Un système de Santé sous Tension
Le CeGIDD, centre public de dépistage et de diagnostic, fonctionne avec des moyens dérisoires : un seul médecin et huit mois sans infirmier en 2025. Malgré cela, il a assuré :
- 4.430 consultations,
- 2.335 patients suivis,
- 14.821 examens,
- de nombreux diagnostics d’IST, dont 12 cas de VIH.
Les équipes font au mieux, mais les ressources ne suffisent pas. Chaque jour, les files d’attente rappellent l’écart entre les besoins de la population et les capacités du système.
Les jeunes : une Population en Première ligne
À Mayotte, l’âge des premiers rapports reste particulièrement précoce.
À cela s’ajoutent :
- un manque d’information,
- un accès difficile aux structures de santé,
- la peur des contrôles policiers,
- des conditions de vie instables.
Pour ces adolescents et jeunes adultes, l’école, la prévention et la médecine ne suffisent pas toujours à offrir des repères.
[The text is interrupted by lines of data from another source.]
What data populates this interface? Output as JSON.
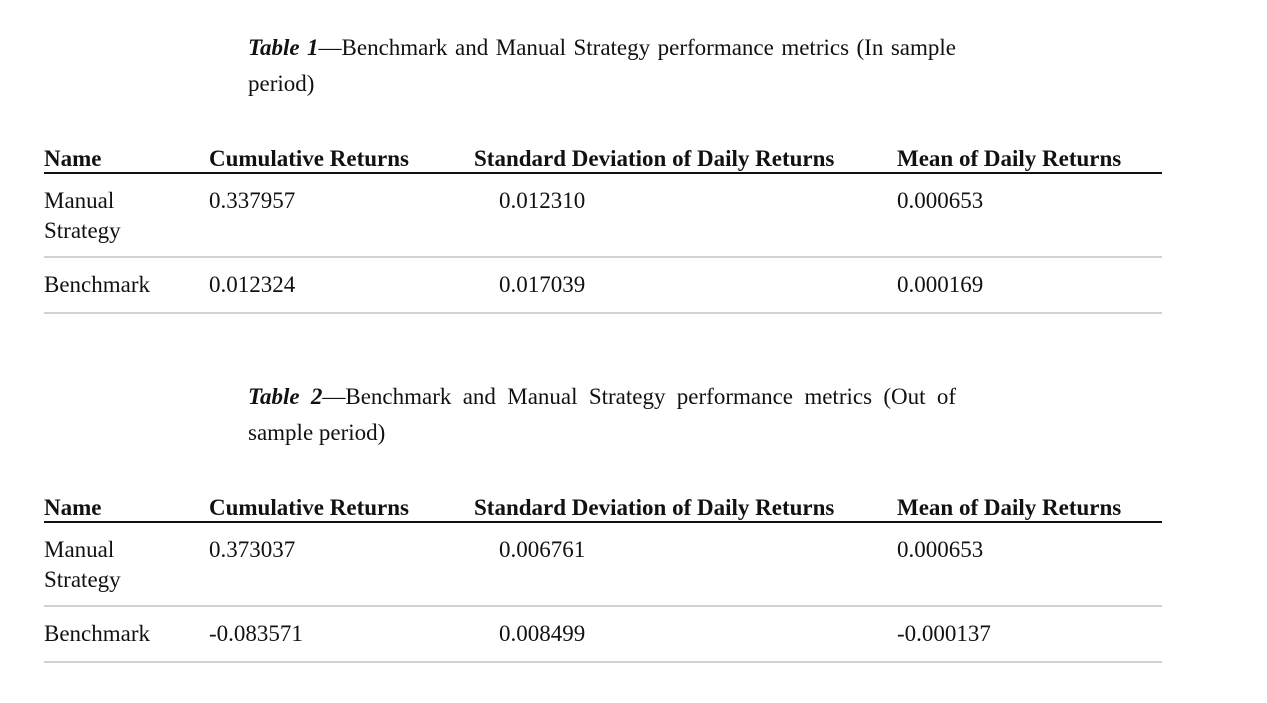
{
  "tables": [
    {
      "caption_label": "Table 1",
      "caption_sep": "—",
      "caption_text": "Benchmark and Manual Strategy performance metrics (In sample period)",
      "columns": [
        "Name",
        "Cumulative Returns",
        "Standard Deviation of Daily Returns",
        "Mean of Daily Returns"
      ],
      "rows": [
        {
          "name": "Manual Strategy",
          "cumulative_returns": "0.337957",
          "std_daily_returns": "0.012310",
          "mean_daily_returns": "0.000653"
        },
        {
          "name": "Benchmark",
          "cumulative_returns": "0.012324",
          "std_daily_returns": "0.017039",
          "mean_daily_returns": "0.000169"
        }
      ]
    },
    {
      "caption_label": "Table 2",
      "caption_sep": "—",
      "caption_text": "Benchmark and Manual Strategy performance metrics (Out of sample period)",
      "columns": [
        "Name",
        "Cumulative Returns",
        "Standard Deviation of Daily Returns",
        "Mean of Daily Returns"
      ],
      "rows": [
        {
          "name": "Manual Strategy",
          "cumulative_returns": "0.373037",
          "std_daily_returns": "0.006761",
          "mean_daily_returns": "0.000653"
        },
        {
          "name": "Benchmark",
          "cumulative_returns": "-0.083571",
          "std_daily_returns": "0.008499",
          "mean_daily_returns": "-0.000137"
        }
      ]
    }
  ]
}
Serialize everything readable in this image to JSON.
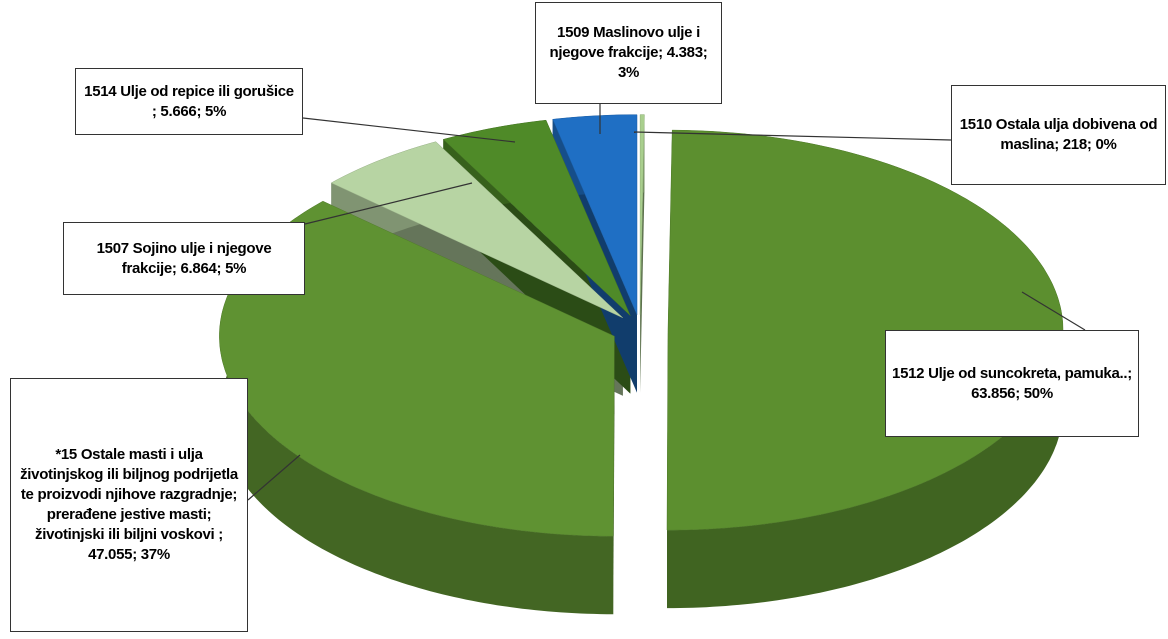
{
  "chart_data": {
    "type": "pie",
    "categories": [
      "1510 Ostala ulja dobivena od maslina",
      "1512 Ulje od suncokreta, pamuka..",
      "*15 Ostale masti i ulja životinjskog ili biljnog podrijetla te proizvodi njihove razgradnje; prerađene jestive masti; životinjski ili biljni voskovi ",
      "1507 Sojino ulje i njegove frakcije",
      "1514 Ulje od repice ili gorušice ",
      "1509 Maslinovo ulje i njegove frakcije"
    ],
    "values": [
      218,
      63856,
      47055,
      6864,
      5666,
      4383
    ],
    "value_labels": [
      "218",
      "63.856",
      "47.055",
      "6.864",
      "5.666",
      "4.383"
    ],
    "percents": [
      0,
      50,
      37,
      5,
      5,
      3
    ],
    "percent_labels": [
      "0%",
      "50%",
      "37%",
      "5%",
      "5%",
      "3%"
    ],
    "separator": "; ",
    "colors": [
      "#a9cf8e",
      "#5c8f2f",
      "#5f9232",
      "#b7d4a3",
      "#4f8a28",
      "#1f6fc4"
    ]
  }
}
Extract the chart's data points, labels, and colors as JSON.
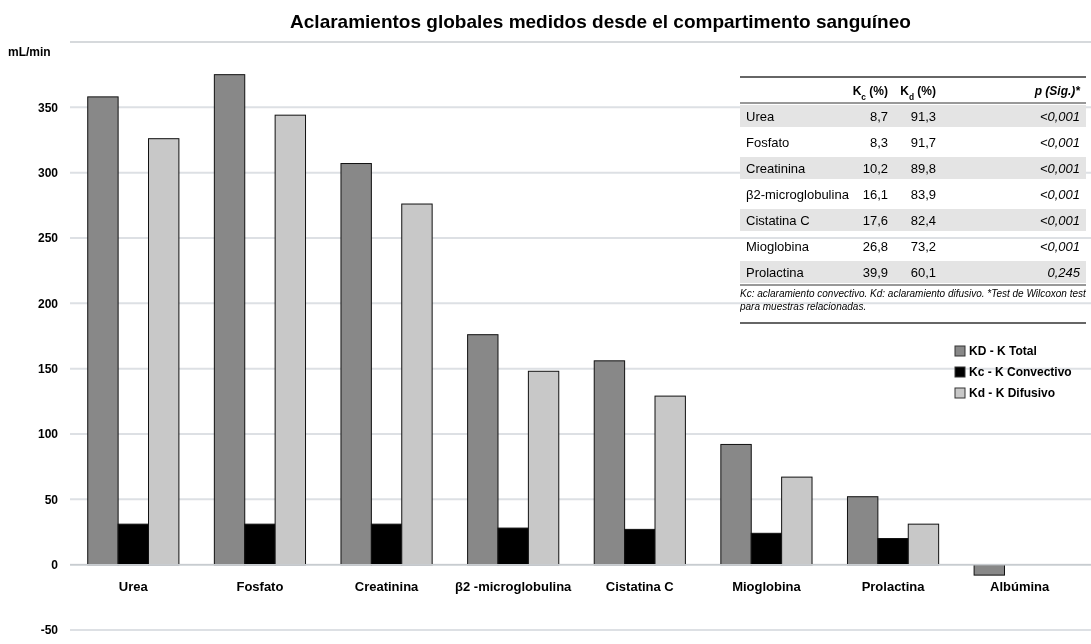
{
  "chart_data": [
    {
      "type": "bar",
      "title": "Aclaramientos globales medidos desde el compartimento sanguíneo",
      "ylabel": "mL/min",
      "categories": [
        "Urea",
        "Fosfato",
        "Creatinina",
        "β2 -microglobulina",
        "Cistatina C",
        "Mioglobina",
        "Prolactina",
        "Albúmina"
      ],
      "series": [
        {
          "name": "KD - K Total",
          "color": "#888888",
          "values": [
            358,
            375,
            307,
            176,
            156,
            92,
            52,
            -8
          ]
        },
        {
          "name": "Kc - K Convectivo",
          "color": "#000000",
          "values": [
            31,
            31,
            31,
            28,
            27,
            24,
            20,
            null
          ]
        },
        {
          "name": "Kd - K Difusivo",
          "color": "#c8c8c8",
          "values": [
            326,
            344,
            276,
            148,
            129,
            67,
            31,
            null
          ]
        }
      ],
      "ylim": [
        -50,
        400
      ],
      "yticks": [
        -50,
        0,
        50,
        100,
        150,
        200,
        250,
        300,
        350
      ],
      "grid": "y",
      "legend": "right"
    },
    {
      "type": "other",
      "annotations": [
        "K$_{c}$ (%)",
        "K$_{d}$ (%)",
        "p (Sig.)*",
        "Urea",
        "8,7",
        "91,3",
        "<0,001",
        "Fosfato",
        "8,3",
        "91,7",
        "<0,001",
        "Creatinina",
        "10,2",
        "89,8",
        "<0,001",
        "β2-microglobulina",
        "16,1",
        "83,9",
        "<0,001",
        "Cistatina C",
        "17,6",
        "82,4",
        "<0,001",
        "Mioglobina",
        "26,8",
        "73,2",
        "<0,001",
        "Prolactina",
        "39,9",
        "60,1",
        "0,245",
        "Kc: aclaramiento convectivo. Kd: aclaramiento difusivo. *Test de Wilcoxon test para muestras relacionadas."
      ]
    }
  ]
}
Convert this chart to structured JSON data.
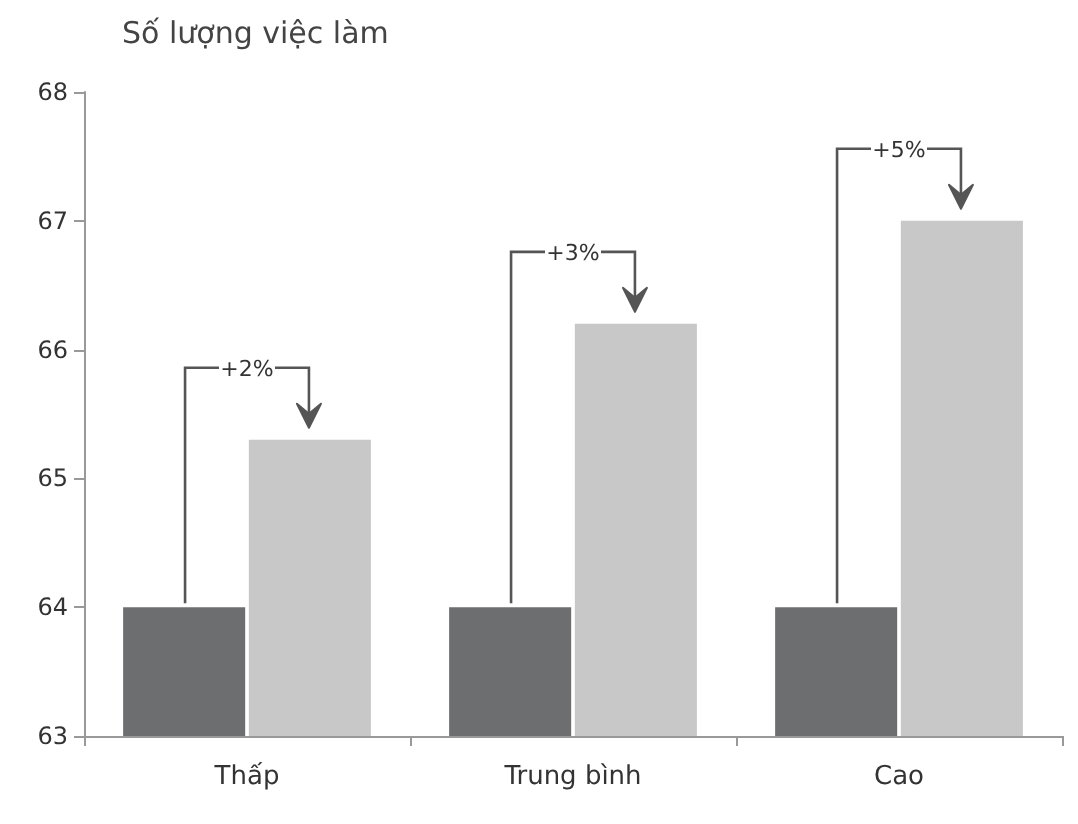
{
  "chart_data": {
    "type": "bar",
    "title": "Số lượng việc làm",
    "categories": [
      "Thấp",
      "Trung bình",
      "Cao"
    ],
    "series": [
      {
        "color": "#6d6e70",
        "values": [
          64,
          64,
          64
        ]
      },
      {
        "color": "#c8c8c8",
        "values": [
          65.3,
          66.2,
          67.0
        ]
      }
    ],
    "ylim": [
      63,
      68
    ],
    "yticks": [
      63,
      64,
      65,
      66,
      67,
      68
    ],
    "grid": false,
    "annotations": [
      {
        "text": "+2%",
        "x": "Thấp",
        "y": 65.3
      },
      {
        "text": "+3%",
        "x": "Trung bình",
        "y": 66.2
      },
      {
        "text": "+5%",
        "x": "Cao",
        "y": 67.0
      }
    ]
  }
}
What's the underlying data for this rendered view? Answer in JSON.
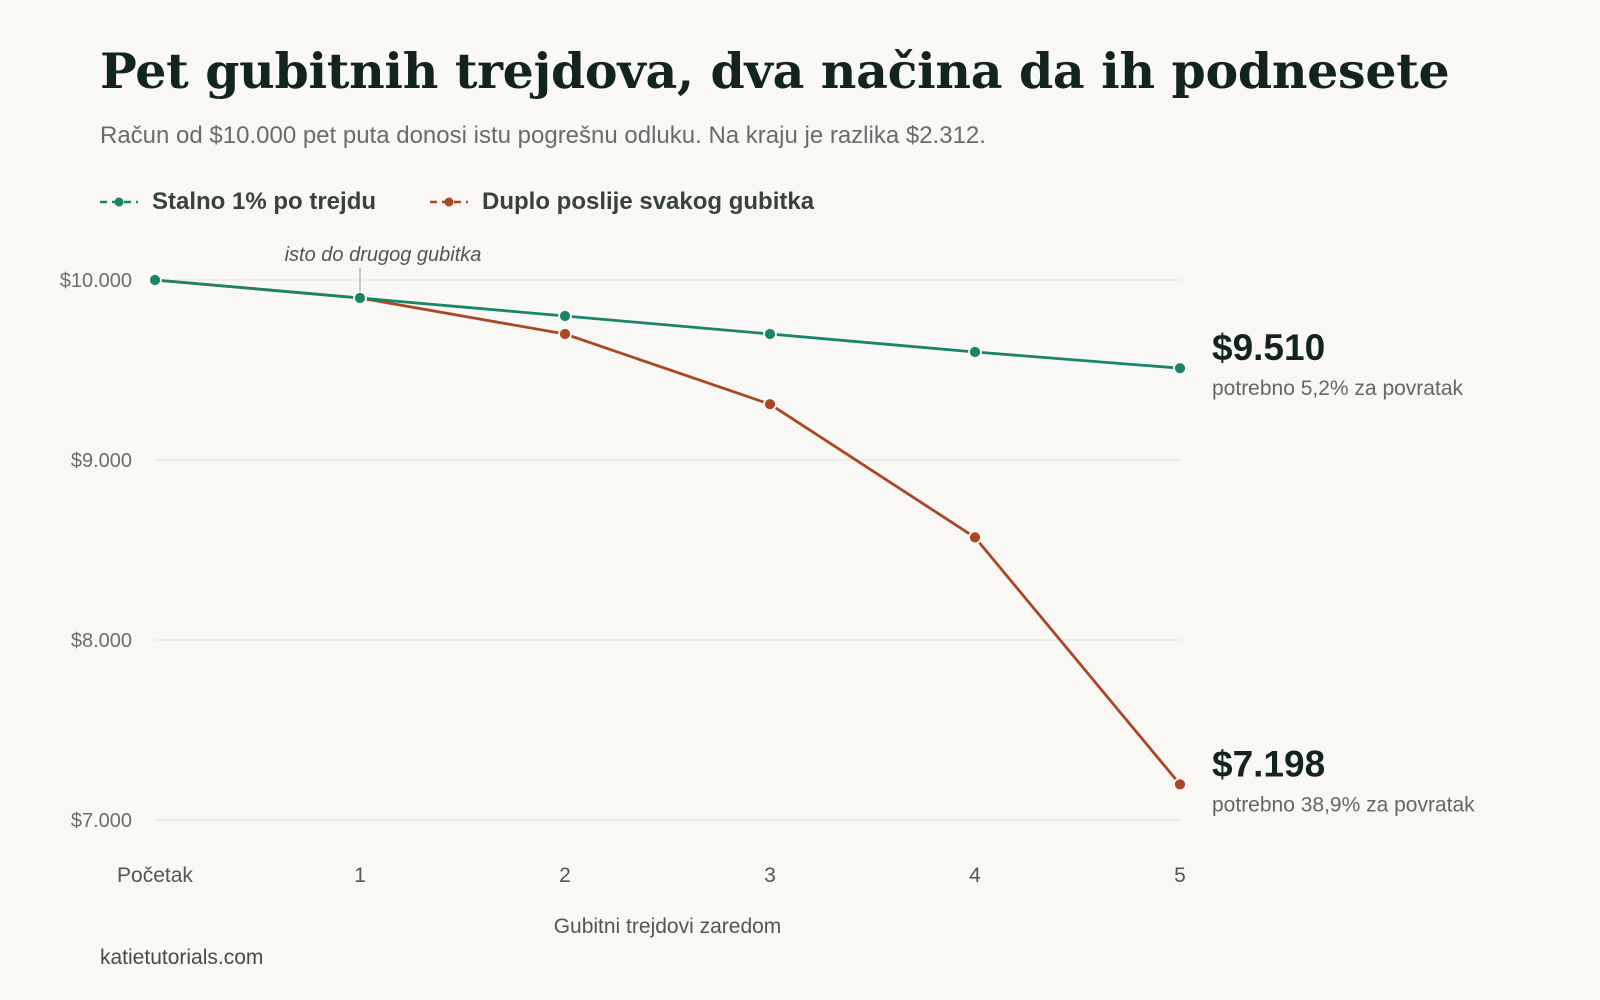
{
  "header": {
    "title": "Pet gubitnih trejdova, dva načina da ih podnesete",
    "subtitle": "Račun od $10.000 pet puta donosi istu pogrešnu odluku. Na kraju je razlika $2.312."
  },
  "legend": [
    {
      "label": "Stalno 1% po trejdu",
      "color": "#1a8468"
    },
    {
      "label": "Duplo poslije svakog gubitka",
      "color": "#aa4825"
    }
  ],
  "footer": {
    "source": "katietutorials.com"
  },
  "chart_data": {
    "type": "line",
    "title": "Pet gubitnih trejdova, dva načina da ih podnesete",
    "subtitle": "Račun od $10.000 pet puta donosi istu pogrešnu odluku. Na kraju je razlika $2.312.",
    "xlabel": "Gubitni trejdovi zaredom",
    "ylabel": "",
    "categories": [
      "Početak",
      "1",
      "2",
      "3",
      "4",
      "5"
    ],
    "ylim": [
      7000,
      10000
    ],
    "yticks": [
      10000,
      9000,
      8000,
      7000
    ],
    "ytick_labels": [
      "$10.000",
      "$9.000",
      "$8.000",
      "$7.000"
    ],
    "grid": true,
    "legend_position": "top-left",
    "series": [
      {
        "name": "Stalno 1% po trejdu",
        "color": "#1a8468",
        "values": [
          10000,
          9900,
          9800,
          9700,
          9600,
          9510
        ],
        "end_label": "$9.510",
        "end_note": "potrebno 5,2% za povratak"
      },
      {
        "name": "Duplo poslije svakog gubitka",
        "color": "#aa4825",
        "values": [
          10000,
          9900,
          9700,
          9310,
          8570,
          7198
        ],
        "end_label": "$7.198",
        "end_note": "potrebno 38,9% za povratak"
      }
    ],
    "annotations": [
      {
        "text": "isto do drugog gubitka",
        "x": "1"
      }
    ]
  }
}
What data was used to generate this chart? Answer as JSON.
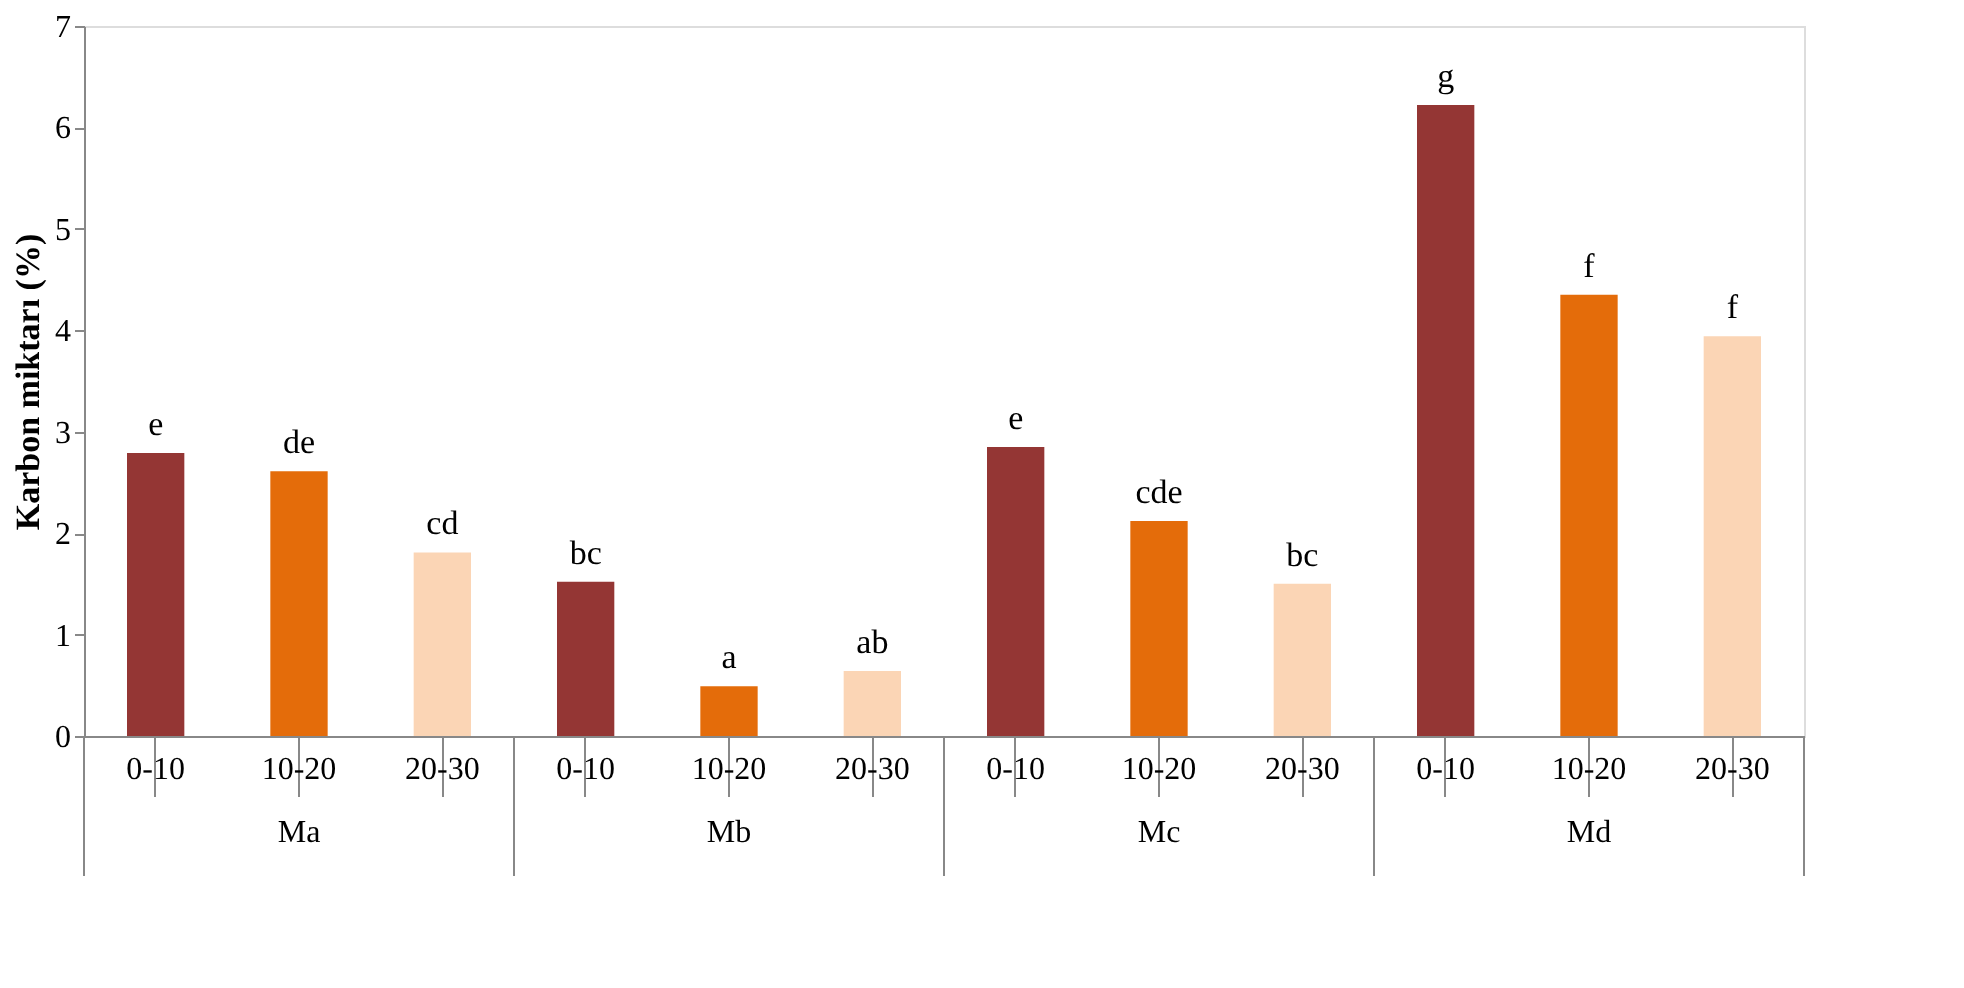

Pourtant, les dépistages progressent : 31 cas identifiés en 2025, soit trois fois plus que l’année précédente — signe que l’accès aux tests s’améliore, même si la situation reste grave.
Plus de dépistage, Plus de vies à Accompagner
Détecter plus tôt sauve des vies… mais révèle aussi des réalités difficiles.
Certains patients doivent suivre des traitements exigeants sans être assurés de manger à leur faim.
« Les traitements ne font pas bon ménage avec le ventre vide », rappelle Moncef Mouhoudhoire.
Pour certains, la survie passe par la prostitution, par des hébergements précaires, par des déplacements constants.
En 2026, les priorités sont claires :
- intensifier le dépistage,
- renforcer l’accompagnement social,
- adapter les dispositifs aux populations les plus exposées.
Briser la Stigmatisation pour Avancer
La peur du regard des autres reste un frein majeur. Certains Mahorais préfèrent quitter l’île pour se faire dépister ailleurs, à La Réunion ou en métropole.
« Parler des populations migrantes ne signifie pas que les Français sont épargnés », insiste Moncef Mouhoudhoire.
La lutte contre le VIH doit être inclusive, confidentielle et non punitive. La stigmatisation, elle aussi, entretient l’épidémie.
Un combat Collectif, au-delà de la Santé
À Mayotte, lutter contre le VIH implique :
- les associations,
- le CHM,
- l’ARS,
- la PMI,
- les laboratoires,
- les travailleurs sociaux,
- les acteurs de terrain.
Le virus prospère dans les fissures du système : pauvreté, exclusions, habitat précaire, difficultés administratives. Le combattre exige un maillage coordonné, humain, et ancré dans les réalités du territoire.
Ici, chaque test est une chance. Chaque prise en charge est un défi.
Et chaque action collective est un espoir.